Hierarchical Advantage Weighting for Online RL Fine-Tuning of VLAs from Sparse Episode Outcomes

When pretrained VLA policies are fine-tuned through online RL, each rollout episode produces only a single binary outcome (success or failure), yet the actor update requires per-transition supervision. Existing approaches commonly reduce this sparse outcome to a single scalar reward or advantage signal, which conflates distinct forms of transition-level feedback and provides limited guidance once basic task success becomes achievable.

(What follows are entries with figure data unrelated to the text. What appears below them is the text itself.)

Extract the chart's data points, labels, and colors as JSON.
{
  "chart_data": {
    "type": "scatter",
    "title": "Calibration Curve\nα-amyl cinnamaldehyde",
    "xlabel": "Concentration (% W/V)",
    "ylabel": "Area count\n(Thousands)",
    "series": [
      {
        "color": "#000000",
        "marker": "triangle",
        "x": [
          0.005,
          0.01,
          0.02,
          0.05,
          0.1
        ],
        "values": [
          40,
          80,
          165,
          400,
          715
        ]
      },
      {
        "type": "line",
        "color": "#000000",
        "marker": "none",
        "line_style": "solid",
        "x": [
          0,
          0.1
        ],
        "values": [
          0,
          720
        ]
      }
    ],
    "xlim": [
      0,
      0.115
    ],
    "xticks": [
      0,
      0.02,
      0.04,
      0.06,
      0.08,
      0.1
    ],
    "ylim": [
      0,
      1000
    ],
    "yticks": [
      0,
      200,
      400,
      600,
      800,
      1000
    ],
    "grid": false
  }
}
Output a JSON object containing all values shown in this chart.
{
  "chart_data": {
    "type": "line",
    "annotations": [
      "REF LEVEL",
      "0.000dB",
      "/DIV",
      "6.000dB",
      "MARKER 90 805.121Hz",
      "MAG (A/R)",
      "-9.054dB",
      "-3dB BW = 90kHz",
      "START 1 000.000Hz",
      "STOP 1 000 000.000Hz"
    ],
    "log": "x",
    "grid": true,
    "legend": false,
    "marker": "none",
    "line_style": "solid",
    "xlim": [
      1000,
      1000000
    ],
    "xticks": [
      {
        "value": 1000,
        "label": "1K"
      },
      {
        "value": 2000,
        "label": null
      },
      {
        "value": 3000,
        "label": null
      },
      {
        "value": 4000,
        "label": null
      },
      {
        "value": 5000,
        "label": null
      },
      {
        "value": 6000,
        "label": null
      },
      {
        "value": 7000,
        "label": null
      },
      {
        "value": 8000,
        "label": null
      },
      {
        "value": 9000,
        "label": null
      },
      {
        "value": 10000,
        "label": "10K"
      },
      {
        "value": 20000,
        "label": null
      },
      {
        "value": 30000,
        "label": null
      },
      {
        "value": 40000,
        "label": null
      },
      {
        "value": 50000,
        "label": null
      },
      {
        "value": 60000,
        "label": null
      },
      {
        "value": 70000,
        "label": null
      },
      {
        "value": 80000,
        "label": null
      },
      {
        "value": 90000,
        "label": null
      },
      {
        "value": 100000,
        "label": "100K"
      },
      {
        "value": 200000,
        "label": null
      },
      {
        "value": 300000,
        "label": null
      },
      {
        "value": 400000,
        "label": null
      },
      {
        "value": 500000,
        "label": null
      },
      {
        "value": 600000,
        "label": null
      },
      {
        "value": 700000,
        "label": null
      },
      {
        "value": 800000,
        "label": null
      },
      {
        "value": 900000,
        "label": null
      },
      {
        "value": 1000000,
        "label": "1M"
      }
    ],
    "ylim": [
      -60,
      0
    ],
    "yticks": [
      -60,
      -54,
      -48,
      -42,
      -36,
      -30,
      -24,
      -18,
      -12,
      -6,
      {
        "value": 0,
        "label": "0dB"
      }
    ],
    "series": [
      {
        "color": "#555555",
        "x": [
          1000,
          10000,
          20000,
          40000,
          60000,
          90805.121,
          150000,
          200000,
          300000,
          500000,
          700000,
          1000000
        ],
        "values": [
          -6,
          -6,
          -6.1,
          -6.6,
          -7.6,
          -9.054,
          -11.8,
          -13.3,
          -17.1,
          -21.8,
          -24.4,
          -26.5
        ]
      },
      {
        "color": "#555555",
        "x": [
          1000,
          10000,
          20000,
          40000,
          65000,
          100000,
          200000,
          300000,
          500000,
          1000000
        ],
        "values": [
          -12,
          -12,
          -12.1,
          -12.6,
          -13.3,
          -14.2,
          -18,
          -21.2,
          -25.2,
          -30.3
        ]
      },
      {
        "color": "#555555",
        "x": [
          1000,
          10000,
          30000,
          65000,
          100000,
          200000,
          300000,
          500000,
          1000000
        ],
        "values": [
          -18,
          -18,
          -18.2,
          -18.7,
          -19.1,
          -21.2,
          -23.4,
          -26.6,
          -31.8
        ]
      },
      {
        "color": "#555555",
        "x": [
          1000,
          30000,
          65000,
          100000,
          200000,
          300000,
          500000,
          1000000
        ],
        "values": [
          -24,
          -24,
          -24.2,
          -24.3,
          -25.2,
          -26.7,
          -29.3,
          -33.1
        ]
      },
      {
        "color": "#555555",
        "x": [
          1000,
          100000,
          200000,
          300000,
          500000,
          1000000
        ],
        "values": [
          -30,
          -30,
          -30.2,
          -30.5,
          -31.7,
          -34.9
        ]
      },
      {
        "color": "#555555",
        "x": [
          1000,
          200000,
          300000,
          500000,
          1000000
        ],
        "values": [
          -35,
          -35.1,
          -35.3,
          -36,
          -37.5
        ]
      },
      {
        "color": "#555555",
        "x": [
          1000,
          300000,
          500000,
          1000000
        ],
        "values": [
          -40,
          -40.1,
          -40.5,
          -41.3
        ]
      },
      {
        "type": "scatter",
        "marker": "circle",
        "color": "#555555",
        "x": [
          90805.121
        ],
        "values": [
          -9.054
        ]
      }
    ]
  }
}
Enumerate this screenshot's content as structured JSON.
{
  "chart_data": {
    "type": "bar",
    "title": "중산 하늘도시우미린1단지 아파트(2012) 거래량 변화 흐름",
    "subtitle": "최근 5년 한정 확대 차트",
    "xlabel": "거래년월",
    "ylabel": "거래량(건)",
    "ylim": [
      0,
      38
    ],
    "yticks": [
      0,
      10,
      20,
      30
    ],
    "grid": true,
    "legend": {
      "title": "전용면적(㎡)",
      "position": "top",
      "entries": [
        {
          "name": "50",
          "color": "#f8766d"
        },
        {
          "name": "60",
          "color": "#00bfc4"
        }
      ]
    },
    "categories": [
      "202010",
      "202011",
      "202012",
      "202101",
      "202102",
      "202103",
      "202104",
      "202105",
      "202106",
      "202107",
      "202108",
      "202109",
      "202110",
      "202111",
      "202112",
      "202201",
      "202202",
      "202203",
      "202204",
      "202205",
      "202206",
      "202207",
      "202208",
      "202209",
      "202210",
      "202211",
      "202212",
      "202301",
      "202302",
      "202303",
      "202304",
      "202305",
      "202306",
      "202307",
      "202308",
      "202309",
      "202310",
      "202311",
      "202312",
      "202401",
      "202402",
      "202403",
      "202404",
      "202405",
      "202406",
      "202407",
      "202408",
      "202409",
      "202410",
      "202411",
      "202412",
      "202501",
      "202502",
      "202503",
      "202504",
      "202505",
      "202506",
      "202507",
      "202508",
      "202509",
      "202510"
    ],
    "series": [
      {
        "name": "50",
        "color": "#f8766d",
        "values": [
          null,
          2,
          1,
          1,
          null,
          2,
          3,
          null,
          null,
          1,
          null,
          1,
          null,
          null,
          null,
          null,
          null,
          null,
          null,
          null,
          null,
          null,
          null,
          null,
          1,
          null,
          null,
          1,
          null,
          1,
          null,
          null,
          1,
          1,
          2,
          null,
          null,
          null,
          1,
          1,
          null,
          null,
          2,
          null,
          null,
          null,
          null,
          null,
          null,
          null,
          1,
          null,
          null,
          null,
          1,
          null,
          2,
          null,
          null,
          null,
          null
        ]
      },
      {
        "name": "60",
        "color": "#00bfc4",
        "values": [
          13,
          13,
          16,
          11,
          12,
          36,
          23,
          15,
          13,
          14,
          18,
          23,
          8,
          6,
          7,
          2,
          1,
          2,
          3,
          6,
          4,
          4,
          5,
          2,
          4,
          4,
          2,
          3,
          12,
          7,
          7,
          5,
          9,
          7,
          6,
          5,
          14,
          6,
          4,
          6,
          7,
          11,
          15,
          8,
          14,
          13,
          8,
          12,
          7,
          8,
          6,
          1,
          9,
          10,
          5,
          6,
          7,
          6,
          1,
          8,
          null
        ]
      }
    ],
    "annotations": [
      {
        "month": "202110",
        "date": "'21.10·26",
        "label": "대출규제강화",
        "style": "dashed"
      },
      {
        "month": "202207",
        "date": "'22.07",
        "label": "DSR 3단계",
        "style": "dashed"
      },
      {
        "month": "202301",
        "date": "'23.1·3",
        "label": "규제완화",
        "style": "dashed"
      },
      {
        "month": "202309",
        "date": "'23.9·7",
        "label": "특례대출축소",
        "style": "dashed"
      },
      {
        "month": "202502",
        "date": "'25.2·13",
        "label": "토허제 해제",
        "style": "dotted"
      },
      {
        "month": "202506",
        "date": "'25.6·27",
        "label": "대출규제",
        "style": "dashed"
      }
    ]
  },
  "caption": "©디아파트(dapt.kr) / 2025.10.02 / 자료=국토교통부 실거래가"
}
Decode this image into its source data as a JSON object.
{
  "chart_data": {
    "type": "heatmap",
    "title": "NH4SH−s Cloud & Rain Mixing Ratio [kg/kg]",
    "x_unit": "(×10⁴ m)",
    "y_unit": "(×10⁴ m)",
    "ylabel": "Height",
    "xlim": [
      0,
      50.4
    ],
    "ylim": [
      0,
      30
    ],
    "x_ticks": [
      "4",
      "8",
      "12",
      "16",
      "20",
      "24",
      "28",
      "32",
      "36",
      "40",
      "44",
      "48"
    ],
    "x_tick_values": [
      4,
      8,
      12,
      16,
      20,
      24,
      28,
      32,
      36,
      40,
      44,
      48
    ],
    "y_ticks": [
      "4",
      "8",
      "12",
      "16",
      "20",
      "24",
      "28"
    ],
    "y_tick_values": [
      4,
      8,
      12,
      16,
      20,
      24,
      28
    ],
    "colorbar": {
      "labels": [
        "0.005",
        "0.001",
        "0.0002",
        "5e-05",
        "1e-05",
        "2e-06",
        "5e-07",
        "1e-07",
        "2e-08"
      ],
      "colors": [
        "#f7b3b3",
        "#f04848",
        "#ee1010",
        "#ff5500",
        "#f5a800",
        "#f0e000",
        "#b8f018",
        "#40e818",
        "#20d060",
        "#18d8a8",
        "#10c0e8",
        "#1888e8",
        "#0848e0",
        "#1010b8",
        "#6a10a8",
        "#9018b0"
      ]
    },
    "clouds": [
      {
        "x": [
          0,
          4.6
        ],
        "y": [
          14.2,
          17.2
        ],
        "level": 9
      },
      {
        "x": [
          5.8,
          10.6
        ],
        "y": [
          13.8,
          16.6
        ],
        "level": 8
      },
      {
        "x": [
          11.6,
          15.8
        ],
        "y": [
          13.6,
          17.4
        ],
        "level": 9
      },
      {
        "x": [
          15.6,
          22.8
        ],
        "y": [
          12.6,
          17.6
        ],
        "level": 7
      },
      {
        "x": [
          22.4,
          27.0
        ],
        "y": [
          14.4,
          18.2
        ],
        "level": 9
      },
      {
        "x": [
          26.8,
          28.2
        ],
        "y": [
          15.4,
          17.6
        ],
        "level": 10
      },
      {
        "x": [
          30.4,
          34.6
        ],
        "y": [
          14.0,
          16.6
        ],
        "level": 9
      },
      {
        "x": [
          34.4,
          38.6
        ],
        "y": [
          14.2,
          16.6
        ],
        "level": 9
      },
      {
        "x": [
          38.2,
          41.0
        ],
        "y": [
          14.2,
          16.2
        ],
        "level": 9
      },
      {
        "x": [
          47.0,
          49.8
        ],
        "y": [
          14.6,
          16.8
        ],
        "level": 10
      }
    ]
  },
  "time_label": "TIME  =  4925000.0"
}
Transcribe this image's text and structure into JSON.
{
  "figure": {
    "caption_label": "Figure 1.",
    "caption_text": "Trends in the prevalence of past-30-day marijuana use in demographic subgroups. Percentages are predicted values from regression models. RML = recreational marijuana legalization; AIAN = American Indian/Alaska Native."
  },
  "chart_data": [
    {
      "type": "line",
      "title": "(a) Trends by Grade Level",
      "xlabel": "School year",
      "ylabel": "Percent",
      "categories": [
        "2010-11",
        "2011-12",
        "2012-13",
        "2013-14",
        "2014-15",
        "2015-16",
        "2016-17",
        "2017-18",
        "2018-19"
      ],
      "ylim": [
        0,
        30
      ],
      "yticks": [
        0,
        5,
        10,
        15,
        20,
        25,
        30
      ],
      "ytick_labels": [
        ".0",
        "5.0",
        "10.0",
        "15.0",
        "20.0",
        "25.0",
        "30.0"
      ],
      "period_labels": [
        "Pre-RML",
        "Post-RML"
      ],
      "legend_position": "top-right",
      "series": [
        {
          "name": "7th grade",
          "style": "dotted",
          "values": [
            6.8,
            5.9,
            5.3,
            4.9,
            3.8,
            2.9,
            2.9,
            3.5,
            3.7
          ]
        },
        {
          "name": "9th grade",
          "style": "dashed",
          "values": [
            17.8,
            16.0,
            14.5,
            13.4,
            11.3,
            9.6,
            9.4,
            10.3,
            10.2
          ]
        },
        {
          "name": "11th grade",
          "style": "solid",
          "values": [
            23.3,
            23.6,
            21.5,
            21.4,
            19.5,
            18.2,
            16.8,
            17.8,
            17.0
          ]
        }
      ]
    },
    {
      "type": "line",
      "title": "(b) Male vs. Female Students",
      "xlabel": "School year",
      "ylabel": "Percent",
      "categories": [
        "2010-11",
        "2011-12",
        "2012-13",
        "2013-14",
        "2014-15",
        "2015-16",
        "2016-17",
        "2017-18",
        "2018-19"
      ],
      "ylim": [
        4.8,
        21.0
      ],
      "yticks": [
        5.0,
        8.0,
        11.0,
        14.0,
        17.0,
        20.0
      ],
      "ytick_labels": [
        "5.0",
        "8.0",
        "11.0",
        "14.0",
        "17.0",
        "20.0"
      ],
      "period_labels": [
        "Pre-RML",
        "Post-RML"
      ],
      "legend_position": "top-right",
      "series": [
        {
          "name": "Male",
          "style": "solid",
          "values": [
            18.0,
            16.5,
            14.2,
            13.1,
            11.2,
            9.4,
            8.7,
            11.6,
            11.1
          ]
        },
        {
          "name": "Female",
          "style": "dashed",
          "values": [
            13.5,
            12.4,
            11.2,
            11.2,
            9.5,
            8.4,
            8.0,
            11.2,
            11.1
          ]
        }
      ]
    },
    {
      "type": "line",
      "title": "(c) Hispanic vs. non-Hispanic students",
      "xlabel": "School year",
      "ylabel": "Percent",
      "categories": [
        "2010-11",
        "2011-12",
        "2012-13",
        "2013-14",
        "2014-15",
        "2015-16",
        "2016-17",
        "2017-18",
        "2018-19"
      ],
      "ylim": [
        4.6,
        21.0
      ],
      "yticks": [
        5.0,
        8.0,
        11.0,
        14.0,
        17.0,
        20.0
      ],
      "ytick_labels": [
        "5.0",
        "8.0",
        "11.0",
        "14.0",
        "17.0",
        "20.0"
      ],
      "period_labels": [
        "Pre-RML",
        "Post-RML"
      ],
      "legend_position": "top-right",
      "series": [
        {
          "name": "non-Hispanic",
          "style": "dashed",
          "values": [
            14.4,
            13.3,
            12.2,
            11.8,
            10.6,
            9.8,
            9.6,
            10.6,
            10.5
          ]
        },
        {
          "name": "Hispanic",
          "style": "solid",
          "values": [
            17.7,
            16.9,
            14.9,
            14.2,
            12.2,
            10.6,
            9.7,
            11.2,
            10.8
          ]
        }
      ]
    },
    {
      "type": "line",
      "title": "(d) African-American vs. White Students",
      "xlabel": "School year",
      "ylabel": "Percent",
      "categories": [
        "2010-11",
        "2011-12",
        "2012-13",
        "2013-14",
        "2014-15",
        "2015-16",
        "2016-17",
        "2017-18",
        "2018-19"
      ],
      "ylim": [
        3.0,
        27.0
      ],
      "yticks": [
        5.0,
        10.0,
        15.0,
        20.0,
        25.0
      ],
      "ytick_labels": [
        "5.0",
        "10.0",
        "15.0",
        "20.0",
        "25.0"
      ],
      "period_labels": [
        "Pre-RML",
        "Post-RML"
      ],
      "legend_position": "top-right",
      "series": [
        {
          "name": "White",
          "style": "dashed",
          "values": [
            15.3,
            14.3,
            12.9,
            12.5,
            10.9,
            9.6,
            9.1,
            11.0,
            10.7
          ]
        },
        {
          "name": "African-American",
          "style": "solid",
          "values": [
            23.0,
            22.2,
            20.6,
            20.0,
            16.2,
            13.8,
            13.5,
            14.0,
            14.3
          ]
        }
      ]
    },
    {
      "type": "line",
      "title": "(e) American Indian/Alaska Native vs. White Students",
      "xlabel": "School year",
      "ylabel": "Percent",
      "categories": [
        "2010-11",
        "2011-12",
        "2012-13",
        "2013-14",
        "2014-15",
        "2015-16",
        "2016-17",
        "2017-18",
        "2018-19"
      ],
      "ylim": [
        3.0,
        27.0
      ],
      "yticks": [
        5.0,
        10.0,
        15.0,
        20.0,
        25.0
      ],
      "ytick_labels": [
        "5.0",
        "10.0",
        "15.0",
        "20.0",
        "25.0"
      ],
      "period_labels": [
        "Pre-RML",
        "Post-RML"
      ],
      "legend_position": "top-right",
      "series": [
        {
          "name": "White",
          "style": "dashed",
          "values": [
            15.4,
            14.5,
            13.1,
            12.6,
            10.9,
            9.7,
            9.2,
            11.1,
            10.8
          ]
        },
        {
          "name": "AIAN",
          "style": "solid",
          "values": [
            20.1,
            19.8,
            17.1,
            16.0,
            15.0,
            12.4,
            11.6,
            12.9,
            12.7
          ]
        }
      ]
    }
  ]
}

First, a single scalar signal conflates the two objectives of viability and efficiency; once basic success is achieved, the binary label provides no gradient to distinguish efficient completions from slow ones. Second, real-world rollouts mix autonomous and intervention segments; naively assigning episode outcomes across these boundaries introduces incorrect credit assignment. To address these issues, we propose Hierarchical Advantage-Weighted Behavior Cloning (HABC), which trains separate critic heads for these two objectives on different data subsets and combines their outputs with a state-adaptive balance. A state-adaptive gate $g_t$ merges their one-step advantages, prioritizing viability when success is uncertain and shifting to efficiency only when viability is high, and converts the result into per-transition weights on the actor loss. Intervention-aware credit assignment further restricts outcome labels to segments executed by the current policy, preventing supervision from leaking across intervention boundaries. In real-robot experiments on three contact-rich bimanual tasks, HABC raises success from supervised fine-tuning (SFT) baselines of 36%, 44%, and 12% to 92%, 88%, and 38%.

翻译：当预训练的VLA策略通过在线强化学习进行微调时，每个回合的 rollout 仅产生单一二元结果（成功或失败），但 actor 更新需要每个时间步的监督信号。现有方法通常将此稀疏结果简化为单个标量奖励或优势信号，这混淆了不同形式的时间步级反馈，并在基本任务成功变得可实现后提供有限指导。首先，单一标量信号混淆了可行性和效率两个目标；一旦基本成功达成，二元标签无法提供梯度来区分高效完成与缓慢完成。其次，真实世界 rollout 混合了自主段和干预段；天真地将回合结果跨越这些边界分配会导致错误的信用分配。为解决这些问题，我们提出分层优势加权行为克隆（HABC），该方法针对不同数据子集为这两个目标训练独立的评论家头部，并通过状态自适应平衡组合其输出。状态自适应门控 $g_t$ 合并其一时间步优势，在成功不确定时优先考虑可行性，仅当可行性高时才转向效率，并将结果转换为 actor 损失上的每个时间步权重。干预感知的信用分配进一步将结果标签限制在当前策略执行的段，防止监督信号跨越干预边界泄漏。在三个接触丰富的双臂机器人真实实验中，HABC将监督微调（SFT）基线的成功率从36%、44%和12%提升至92%、88%和38%。